Societal level change: When it comes to analytical sociology, we will study radicalization processes to be able to interfere at an early stage. We will also study what drives attitudes towards different migrant groups and take a step towards devising better integration strategies.
Our research question from gender studies relates to how language and equality interact. We want to answer the question if policy makers and authorities use language to achieve equality in society. We will complement current manual and interview-based studies with larger-scale studies over larger populations, and longer time spans.
Finally, when it comes to literary studies, we will study which aspects of our lives that were affected by the introduction of modern technologies, like electricity or the steam engine. We can go beyond the obvious to the more abstract parts of our lives, and study how technological and societal change was problematized in literature as well as how they changed our aesthetic expression.
Our societal contribution. We want to make text interpretable for everyone, that means to resolve ambiguity that is present in the text on the basis of change, regardless if the text is historical or modern.

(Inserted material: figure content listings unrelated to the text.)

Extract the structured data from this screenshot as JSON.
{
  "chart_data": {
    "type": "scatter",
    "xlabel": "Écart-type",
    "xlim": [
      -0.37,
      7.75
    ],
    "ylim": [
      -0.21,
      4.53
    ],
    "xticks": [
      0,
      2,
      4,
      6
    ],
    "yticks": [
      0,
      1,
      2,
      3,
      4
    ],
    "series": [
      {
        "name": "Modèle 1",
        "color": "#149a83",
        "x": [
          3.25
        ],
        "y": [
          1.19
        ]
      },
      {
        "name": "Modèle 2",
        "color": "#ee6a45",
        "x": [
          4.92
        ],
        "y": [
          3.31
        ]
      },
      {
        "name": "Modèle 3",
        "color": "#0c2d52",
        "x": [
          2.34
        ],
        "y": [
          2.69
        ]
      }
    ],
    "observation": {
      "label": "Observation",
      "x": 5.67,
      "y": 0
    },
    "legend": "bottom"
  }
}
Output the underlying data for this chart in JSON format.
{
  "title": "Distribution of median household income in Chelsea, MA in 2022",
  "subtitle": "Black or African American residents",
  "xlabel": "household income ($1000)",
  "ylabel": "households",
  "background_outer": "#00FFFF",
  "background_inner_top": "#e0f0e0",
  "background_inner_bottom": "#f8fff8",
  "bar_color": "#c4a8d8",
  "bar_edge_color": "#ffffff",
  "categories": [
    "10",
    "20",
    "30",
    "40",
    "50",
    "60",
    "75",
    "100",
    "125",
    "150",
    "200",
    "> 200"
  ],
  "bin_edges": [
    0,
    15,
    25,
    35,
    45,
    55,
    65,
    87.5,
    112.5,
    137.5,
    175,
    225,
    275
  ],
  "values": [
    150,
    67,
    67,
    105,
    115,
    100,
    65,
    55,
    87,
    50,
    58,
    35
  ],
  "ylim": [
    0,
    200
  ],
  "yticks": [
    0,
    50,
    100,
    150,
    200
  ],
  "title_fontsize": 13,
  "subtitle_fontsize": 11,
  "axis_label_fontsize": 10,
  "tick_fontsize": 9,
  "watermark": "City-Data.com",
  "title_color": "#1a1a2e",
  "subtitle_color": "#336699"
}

If you are a scholar and you want to research something of interest to you, for example how people’s attitudes towards vaccines have changed from their invention to now, you should not have to be an expert in the language it is written in. Nor should you have to spend all your time trying to understand the language in the texts you are reading. You should be able to find the content you are interested in, and interpret it. We will develop methodology for highlighting words in a text that are likely subject to a different interpretation in the text that what is the most likely current interpretation. And for computer-based analysis, we will automatically resolve the ambiguity to allow computational analysis of the text. For example, if you want to study how much happiness people have expressed in the past, you should be able to automatically find the different words used for expressing happiness for different periods of time.